Where The Rich Are Investing 2017

Viju Jacob
The Oleoresin baron might never list Synthite but he loves equities for its compounding ability

V Keshavdev

India today accounts for 70% of the global spice oleoresin market and calling the shots from the God’s Own Country is the 1,800 crore Synthite Industries, India's biggest oleoresin exporter. Jacob, a Malayalee Christian, is now nurturing a dream of touching 3,000 crore in revenue by FY20. However, to fuel the business, Jacob is not putting his personal money, primarily salary and dividend income, back into the business. “We don’t involve personal money as the business is self-reliant and runs on its own accruals,” says Jacob, who owns a significant stake in the business besides his father, brother and a cousin. The company has been generating an average profit of 71 crore for each of the past five years on an equity capital of 1 crore.

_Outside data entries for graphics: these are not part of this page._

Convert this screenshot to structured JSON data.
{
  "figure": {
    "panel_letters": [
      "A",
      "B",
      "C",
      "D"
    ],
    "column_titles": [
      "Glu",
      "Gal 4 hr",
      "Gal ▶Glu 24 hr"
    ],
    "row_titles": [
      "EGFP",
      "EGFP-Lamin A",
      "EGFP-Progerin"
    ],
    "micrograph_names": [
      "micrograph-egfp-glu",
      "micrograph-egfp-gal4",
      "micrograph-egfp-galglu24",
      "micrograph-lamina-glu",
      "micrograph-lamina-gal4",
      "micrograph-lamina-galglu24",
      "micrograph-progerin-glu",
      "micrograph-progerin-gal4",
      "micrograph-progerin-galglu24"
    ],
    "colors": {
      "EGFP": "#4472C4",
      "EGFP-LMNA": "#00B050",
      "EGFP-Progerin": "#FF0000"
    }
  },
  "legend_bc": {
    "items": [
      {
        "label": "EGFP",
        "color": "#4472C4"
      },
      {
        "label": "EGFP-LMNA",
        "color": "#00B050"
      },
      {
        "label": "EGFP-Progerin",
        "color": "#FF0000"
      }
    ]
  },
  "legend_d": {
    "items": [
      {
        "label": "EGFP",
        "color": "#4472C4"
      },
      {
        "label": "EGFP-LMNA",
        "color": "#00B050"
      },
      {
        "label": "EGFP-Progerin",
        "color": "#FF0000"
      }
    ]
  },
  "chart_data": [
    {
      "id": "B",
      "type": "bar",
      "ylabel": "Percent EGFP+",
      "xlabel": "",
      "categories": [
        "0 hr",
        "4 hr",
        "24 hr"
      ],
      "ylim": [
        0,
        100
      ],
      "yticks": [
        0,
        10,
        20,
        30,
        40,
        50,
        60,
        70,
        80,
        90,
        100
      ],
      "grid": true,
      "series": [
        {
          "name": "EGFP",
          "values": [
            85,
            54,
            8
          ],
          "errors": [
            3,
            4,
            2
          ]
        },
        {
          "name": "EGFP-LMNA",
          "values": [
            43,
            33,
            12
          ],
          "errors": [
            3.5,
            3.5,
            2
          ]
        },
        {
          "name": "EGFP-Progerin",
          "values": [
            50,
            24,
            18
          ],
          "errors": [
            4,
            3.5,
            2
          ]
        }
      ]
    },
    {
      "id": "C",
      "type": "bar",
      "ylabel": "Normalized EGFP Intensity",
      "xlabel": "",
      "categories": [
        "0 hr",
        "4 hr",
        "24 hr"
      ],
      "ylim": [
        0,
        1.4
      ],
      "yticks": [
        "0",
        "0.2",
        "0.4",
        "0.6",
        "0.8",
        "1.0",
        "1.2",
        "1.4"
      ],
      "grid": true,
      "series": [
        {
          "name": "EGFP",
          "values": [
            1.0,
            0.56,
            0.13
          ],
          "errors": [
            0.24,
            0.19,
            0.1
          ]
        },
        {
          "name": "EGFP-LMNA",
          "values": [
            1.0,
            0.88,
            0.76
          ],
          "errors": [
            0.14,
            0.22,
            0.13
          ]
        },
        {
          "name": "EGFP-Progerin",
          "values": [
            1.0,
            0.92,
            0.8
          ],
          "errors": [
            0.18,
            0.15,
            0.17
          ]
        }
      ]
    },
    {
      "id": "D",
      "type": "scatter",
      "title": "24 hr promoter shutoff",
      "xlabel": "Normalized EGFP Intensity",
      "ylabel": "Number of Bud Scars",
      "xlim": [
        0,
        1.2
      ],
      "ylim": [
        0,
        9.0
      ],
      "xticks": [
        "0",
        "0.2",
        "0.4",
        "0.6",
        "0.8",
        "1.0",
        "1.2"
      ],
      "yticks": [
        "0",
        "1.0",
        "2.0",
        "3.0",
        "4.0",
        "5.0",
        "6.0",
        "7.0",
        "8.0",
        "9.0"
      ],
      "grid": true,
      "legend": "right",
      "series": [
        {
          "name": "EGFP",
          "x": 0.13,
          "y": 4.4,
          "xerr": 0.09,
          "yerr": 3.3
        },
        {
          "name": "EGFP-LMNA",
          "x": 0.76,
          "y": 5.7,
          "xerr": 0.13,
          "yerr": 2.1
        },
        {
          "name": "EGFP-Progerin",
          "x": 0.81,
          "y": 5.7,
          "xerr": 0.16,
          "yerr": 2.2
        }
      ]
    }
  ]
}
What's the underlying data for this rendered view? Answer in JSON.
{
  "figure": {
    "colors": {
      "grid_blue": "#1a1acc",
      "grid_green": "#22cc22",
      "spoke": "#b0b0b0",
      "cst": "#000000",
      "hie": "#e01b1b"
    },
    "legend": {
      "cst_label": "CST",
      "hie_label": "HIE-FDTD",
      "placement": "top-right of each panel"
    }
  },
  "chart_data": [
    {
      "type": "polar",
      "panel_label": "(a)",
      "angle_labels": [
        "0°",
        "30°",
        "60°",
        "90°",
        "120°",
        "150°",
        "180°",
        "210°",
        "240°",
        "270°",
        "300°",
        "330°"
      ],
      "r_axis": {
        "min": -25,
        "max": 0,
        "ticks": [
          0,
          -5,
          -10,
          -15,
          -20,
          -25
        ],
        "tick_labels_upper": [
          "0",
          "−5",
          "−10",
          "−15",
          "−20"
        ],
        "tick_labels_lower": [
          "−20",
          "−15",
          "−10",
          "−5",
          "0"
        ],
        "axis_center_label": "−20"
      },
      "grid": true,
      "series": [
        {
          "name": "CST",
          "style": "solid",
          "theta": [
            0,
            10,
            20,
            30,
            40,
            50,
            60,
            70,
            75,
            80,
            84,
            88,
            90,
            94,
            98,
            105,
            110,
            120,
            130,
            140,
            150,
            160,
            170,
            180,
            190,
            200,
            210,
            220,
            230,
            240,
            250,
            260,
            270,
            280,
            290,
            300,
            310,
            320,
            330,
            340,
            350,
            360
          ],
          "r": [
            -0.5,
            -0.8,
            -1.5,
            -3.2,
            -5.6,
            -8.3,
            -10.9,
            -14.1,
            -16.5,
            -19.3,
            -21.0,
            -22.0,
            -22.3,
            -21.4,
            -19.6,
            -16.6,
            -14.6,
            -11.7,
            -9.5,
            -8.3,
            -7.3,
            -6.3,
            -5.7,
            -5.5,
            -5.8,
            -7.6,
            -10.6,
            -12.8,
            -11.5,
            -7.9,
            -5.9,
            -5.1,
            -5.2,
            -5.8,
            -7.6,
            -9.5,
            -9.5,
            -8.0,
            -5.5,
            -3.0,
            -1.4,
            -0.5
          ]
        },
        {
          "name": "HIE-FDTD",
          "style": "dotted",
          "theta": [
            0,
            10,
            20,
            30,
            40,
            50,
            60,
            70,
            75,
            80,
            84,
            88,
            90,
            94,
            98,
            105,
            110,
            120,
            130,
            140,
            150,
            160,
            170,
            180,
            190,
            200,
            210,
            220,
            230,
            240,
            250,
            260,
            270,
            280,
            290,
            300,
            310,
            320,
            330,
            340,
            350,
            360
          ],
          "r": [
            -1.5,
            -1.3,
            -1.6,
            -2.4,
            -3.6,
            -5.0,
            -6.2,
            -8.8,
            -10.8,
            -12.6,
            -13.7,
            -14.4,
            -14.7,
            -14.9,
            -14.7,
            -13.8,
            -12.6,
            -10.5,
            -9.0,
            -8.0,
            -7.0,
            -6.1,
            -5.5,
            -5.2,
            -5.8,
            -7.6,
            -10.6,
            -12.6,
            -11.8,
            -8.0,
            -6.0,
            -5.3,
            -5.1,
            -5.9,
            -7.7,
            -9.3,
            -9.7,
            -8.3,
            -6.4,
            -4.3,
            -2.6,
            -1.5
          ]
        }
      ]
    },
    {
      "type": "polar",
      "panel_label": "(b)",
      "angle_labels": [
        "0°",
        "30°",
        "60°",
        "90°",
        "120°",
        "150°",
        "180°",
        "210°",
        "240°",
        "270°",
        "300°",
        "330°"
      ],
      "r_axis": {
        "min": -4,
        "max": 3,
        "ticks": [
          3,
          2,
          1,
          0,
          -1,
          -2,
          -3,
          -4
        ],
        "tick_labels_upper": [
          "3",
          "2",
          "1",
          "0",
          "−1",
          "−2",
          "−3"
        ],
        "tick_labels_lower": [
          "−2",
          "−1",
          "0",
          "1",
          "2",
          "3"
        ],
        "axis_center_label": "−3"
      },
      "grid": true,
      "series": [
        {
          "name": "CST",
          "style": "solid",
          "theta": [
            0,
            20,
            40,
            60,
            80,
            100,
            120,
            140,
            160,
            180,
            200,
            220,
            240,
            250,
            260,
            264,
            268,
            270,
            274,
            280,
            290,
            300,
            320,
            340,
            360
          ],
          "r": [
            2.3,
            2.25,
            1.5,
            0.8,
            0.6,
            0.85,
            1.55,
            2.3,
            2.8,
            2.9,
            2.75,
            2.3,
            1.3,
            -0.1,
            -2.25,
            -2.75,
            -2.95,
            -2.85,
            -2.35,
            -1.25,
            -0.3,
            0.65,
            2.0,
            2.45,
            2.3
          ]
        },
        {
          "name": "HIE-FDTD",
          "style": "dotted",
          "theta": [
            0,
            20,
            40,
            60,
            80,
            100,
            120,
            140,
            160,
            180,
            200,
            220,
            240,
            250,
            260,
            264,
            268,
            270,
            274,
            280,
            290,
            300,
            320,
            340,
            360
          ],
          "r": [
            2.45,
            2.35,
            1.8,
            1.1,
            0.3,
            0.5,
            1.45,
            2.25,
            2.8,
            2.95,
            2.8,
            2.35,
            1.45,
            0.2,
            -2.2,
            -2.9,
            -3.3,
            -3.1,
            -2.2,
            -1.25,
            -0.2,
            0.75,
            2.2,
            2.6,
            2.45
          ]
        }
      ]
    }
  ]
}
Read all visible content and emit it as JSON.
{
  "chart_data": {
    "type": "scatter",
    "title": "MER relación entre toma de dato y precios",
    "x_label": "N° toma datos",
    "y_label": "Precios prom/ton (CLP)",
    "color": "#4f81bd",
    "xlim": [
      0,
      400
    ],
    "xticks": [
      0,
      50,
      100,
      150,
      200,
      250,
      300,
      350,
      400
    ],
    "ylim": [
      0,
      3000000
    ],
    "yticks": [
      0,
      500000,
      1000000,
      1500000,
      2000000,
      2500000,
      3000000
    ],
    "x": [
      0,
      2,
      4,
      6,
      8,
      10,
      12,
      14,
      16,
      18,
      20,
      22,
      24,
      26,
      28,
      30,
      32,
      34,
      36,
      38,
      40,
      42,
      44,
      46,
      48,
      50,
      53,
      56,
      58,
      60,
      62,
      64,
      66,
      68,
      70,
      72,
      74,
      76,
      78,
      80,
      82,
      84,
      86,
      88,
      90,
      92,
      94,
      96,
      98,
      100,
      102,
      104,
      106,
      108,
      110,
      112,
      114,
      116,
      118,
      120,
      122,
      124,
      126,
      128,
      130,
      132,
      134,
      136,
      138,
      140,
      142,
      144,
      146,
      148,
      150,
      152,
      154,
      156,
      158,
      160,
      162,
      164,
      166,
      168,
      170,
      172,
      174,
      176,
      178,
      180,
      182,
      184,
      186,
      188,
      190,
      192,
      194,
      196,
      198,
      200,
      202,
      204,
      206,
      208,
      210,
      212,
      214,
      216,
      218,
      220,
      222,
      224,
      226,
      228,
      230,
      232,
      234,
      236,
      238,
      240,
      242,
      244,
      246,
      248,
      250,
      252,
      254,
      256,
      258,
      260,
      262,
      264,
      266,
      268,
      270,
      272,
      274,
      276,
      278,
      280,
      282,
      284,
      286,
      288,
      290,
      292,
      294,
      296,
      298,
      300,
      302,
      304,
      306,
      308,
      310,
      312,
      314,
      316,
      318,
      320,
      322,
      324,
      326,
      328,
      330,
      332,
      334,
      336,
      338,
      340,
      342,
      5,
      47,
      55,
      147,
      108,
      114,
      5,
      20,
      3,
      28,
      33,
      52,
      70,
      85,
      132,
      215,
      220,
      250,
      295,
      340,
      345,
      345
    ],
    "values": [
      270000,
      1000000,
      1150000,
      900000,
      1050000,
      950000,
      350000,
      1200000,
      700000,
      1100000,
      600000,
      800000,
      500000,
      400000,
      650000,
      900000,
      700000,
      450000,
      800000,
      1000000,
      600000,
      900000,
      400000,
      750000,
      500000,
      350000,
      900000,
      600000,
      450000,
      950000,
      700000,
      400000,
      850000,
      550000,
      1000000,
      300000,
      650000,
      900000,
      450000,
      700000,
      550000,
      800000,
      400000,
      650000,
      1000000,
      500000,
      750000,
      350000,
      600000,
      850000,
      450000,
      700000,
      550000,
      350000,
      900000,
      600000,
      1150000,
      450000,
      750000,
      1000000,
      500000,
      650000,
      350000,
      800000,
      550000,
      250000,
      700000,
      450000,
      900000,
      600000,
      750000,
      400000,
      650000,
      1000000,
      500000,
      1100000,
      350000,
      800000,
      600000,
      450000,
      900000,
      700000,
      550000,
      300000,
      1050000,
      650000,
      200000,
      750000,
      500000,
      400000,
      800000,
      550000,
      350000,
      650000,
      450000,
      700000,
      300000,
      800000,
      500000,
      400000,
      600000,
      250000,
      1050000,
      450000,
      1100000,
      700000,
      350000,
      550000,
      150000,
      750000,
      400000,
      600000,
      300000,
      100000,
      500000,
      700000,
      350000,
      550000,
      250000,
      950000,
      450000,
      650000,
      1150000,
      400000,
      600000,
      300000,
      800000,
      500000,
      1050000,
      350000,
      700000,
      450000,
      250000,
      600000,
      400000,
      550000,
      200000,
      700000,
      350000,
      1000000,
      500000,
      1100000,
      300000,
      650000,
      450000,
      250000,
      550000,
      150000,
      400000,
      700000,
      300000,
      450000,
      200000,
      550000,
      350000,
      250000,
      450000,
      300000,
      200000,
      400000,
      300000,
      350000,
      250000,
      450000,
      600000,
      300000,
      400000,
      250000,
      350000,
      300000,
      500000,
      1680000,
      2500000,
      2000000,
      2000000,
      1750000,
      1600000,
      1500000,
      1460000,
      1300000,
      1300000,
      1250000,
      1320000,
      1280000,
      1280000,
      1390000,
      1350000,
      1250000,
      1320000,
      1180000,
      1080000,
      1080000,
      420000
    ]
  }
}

Besides acres of rubber estate, Jacob has invested his personal wealth in equities, real estate and alternatives. Within equities Jacob prefers the comfort of large caps. “All said and done, equity investing is nothing short of a lottery. I prefer to invest in the FMCG space as it is related to my business. I am happy with 10% post-tax return from equity,” reveals Jacob. Besides FMCG, pharma and IT are other sectors that are a part of his portfolio. Jacob, however, has been disappointed by the performance of real estate. “Rental yields are dismal. In Kerala, rents are so low at 18,000-20,000, that post-tax, the return falls further," mentions Jacob. The prime reason is that the IT boom in Kerala has slowed down. "Given the entry-level salary of 20,000, youngsters are sharing 1BHK apartments which has further dampened demand,” feels Jacob. 

Bengaluru is, however, a market where the rent is comparatively better than Kerala. “In Bengaluru, 3BHK is still in demand and fetches around 80,000-90,000 per month,” says Jacob, who is now not keen on increasing his exposure to realty. Instead, he is looking at alternatives as an option and has invested in an industrial manufacturing startup. “Given my background in manufacturing, it was easier to understand the nature of business,” says Jacob, who prefers to invest around 1-1.5 crore in such deals. 

In the near term, equity is clearly his favourite. “I might never go public with Synthite, but I love equities given its good compounding ability.”